Do Jornalistas Livres

Sem Terra foram mortos com tiros nas costas

Ao contrário do que disse a PM, não houve confronto ou emboscada por parte dos moradores do Acampamento Dom Tomás Balduíno
 
O MST do Paraná esclareceu na manhã desta sexta (8/4) que os sem terra atacados em emboscada pela Polícia Militar ontem em Quedas do Iguaçu foram atingidos pelas costas, o que desmente cabalmente as versões do governo de Beto Richa (PSDB) de emboscada ou confronto por iniciativa dos moradores do Acampamento Dom Tomás Balduíno na tarde de ontem.

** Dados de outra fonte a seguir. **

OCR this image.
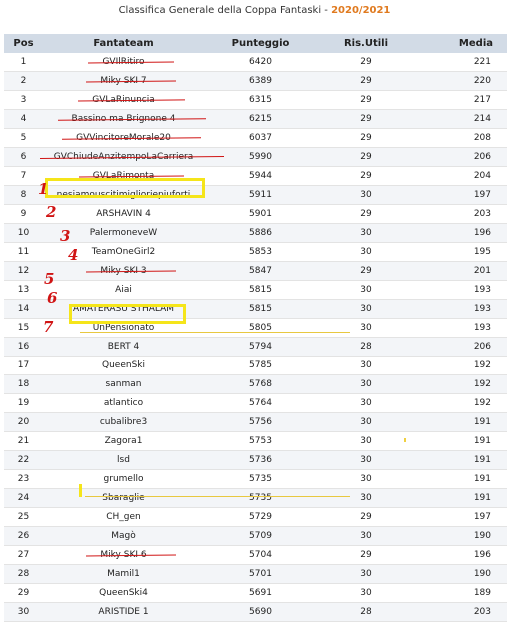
Classifica Generale della Coppa Fantaski - 2020/2021
Pos	Fantateam	Punteggio	Ris.Utili	Media
1	GVIlRitiro	6420	29	221
2	Miky SKI 7	6389	29	220
3	GVLaRinuncia	6315	29	217
4	Bassino ma Brignone 4	6215	29	214
5	GVVincitoreMorale20	6037	29	208
6	GVChiudeAnzitempoLaCarriera	5990	29	206
7	GVLaRimonta	5944	29	204
8	nesiamouscitimiglioriepiuforti	5911	30	197
9	ARSHAVIN 4	5901	29	203
10	PalermoneveW	5886	30	196
11	TeamOneGirl2	5853	30	195
12	Miky SKI 3	5847	29	201
13	Aiai	5815	30	193
14	AMATERASU STHALAM	5815	30	193
15	UnPensionato	5805	30	193
16	BERT 4	5794	28	206
17	QueenSki	5785	30	192
18	sanman	5768	30	192
19	atlantico	5764	30	192
20	cubalibre3	5756	30	191
21	Zagora1	5753	30	191
22	lsd	5736	30	191
23	grumello	5735	30	191
24	Sbaraglie	5735	30	191
25	CH_gen	5729	29	197
26	Magò	5709	30	190
27	Miky SKI 6	5704	29	196
28	Mamil1	5701	30	190
29	QueenSki4	5691	30	189
30	ARISTIDE 1	5690	28	203
1
2
3
4
5
6
7
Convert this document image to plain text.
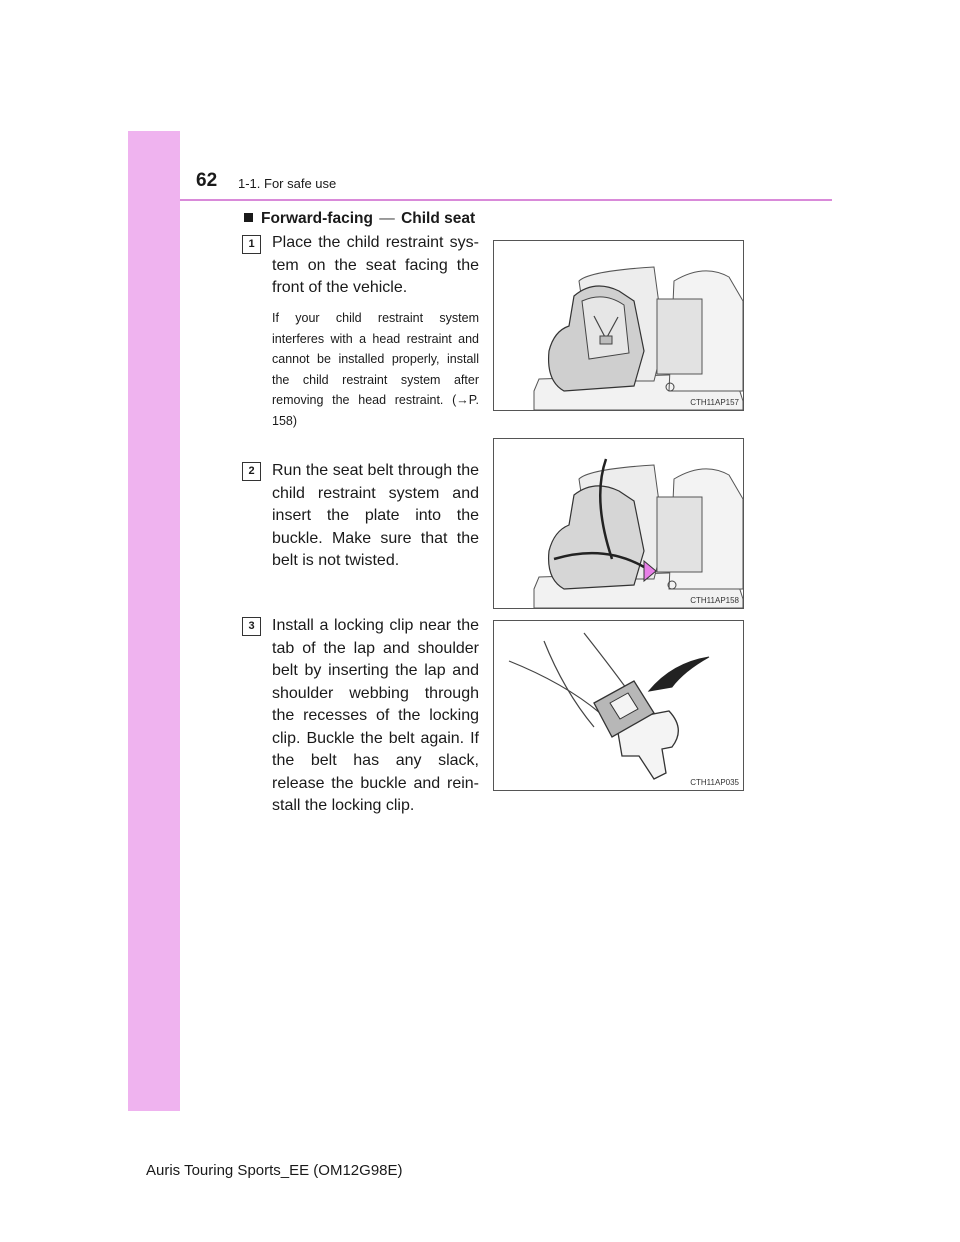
62 1-1. For safe use
Forward-facing — Child seat
1	Place the child restraint sys-tem on the seat facing the front of the vehicle.
If your child restraint system interferes with a head restraint and cannot be installed properly, install the child restraint system after removing the head restraint. (→P. 158)
CTH11AP157
2	Run the seat belt through the child restraint system and insert the plate into the buckle. Make sure that the belt is not twisted.
CTH11AP158
3	Install a locking clip near the tab of the lap and shoulder belt by inserting the lap and shoulder webbing through the recesses of the locking clip. Buckle the belt again. If the belt has any slack, release the buckle and rein-stall the locking clip.
CTH11AP035
Auris Touring Sports_EE (OM12G98E)
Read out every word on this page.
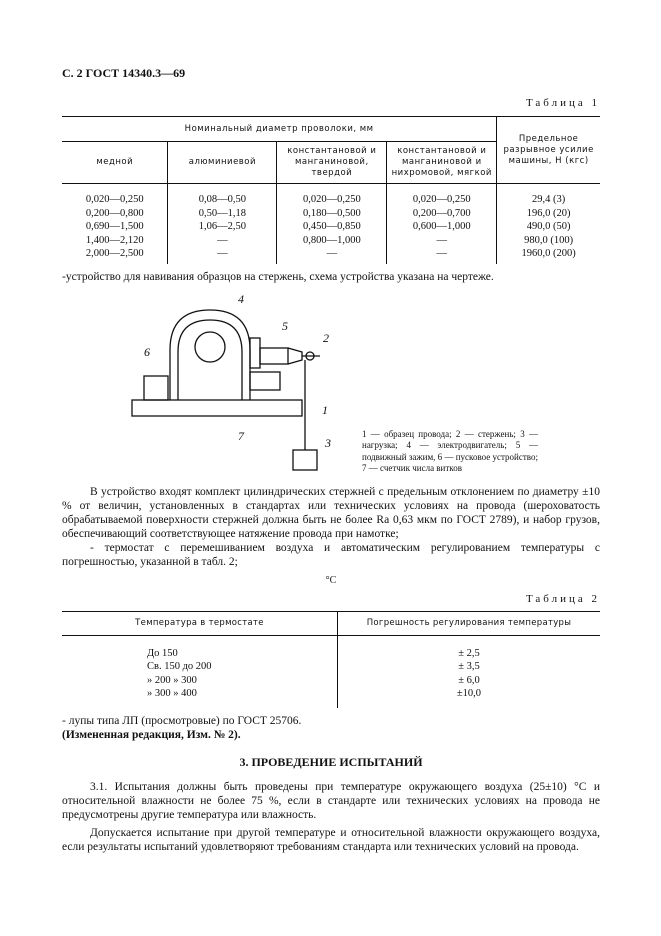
С. 2 ГОСТ 14340.3—69
Таблица 1
Номинальный диаметр проволоки, мм				Предельное разрывное усилие машины, Н (кгс)
медной	алюминиевой	константановой и манганиновой, твердой	константановой и манганиновой и нихромовой, мягкой	
0,020—0,250	0,08—0,50	0,020—0,250	0,020—0,250	29,4 (3)
0,200—0,800	0,50—1,18	0,180—0,500	0,200—0,700	196,0 (20)
0,690—1,500	1,06—2,50	0,450—0,850	0,600—1,000	490,0 (50)
1,400—2,120	—	0,800—1,000	—	980,0 (100)
2,000—2,500	—	—	—	1960,0 (200)
-устройство для навивания образцов на стержень, схема устройства указана на чертеже.
1
2
3
4
5
6
7	1 — образец провода; 2 — стержень; 3 — нагрузка; 4 — электродвигатель; 5 — подвижный зажим, 6 — пусковое устройство; 7 — счетчик числа витков
В устройство входят комплект цилиндрических стержней с предельным отклонением по диаметру ±10 % от величин, установленных в стандартах или технических условиях на провода (шероховатость обрабатываемой поверхности стержней должна быть не более Ra 0,63 мкм по ГОСТ 2789), и набор грузов, обеспечивающий соответствующее натяжение провода при намотке;
- термостат с перемешиванием воздуха и автоматическим регулированием температуры с погрешностью, указанной в табл. 2;
°С
Таблица 2
Температура в термостате	Погрешность регулирования температуры
До 150	± 2,5
Св. 150 до 200	± 3,5
» 200 » 300	± 6,0
» 300 » 400	±10,0
- лупы типа ЛП (просмотровые) по ГОСТ 25706.
(Измененная редакция, Изм. № 2).
3. ПРОВЕДЕНИЕ ИСПЫТАНИЙ
3.1. Испытания должны быть проведены при температуре окружающего воздуха (25±10) °С и относительной влажности не более 75 %, если в стандарте или технических условиях на провода не предусмотрены другие температура или влажность.
Допускается испытание при другой температуре и относительной влажности окружающего воздуха, если результаты испытаний удовлетворяют требованиям стандарта или технических условий на провода.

Os sem terra ocupam parte das terras da fazenda Rio das Cobras desde maio de 2015. Moram no acampamento cerca de 1,5 mil pessoas. A região foi grilada ilegalmente pela madeireira Araupel. Em dezembro do ano passado o juiz da 2ª Vara Federal de Cascavel, Leonardo Cacau Santos, declarou a área ocupada como de domínio da União para fins de reforma agrária.

Os sem terra foram atacados por uma força conjunta integrada por soldados da PM, seguranças da Araupel e capangas por ela contratados. Informa o MST que foram assassinados os trabalhadores rurais Vilmar Bordim, 44 anos, casado, pai de três filhos e Leomar Bhorbak, de 25 anos, que deixa esposa gravida de nove meses. “Também foram feridos mais sete trabalhadores e dois foram detidos para depor e já foram liberados.”, diz a nota do movimento.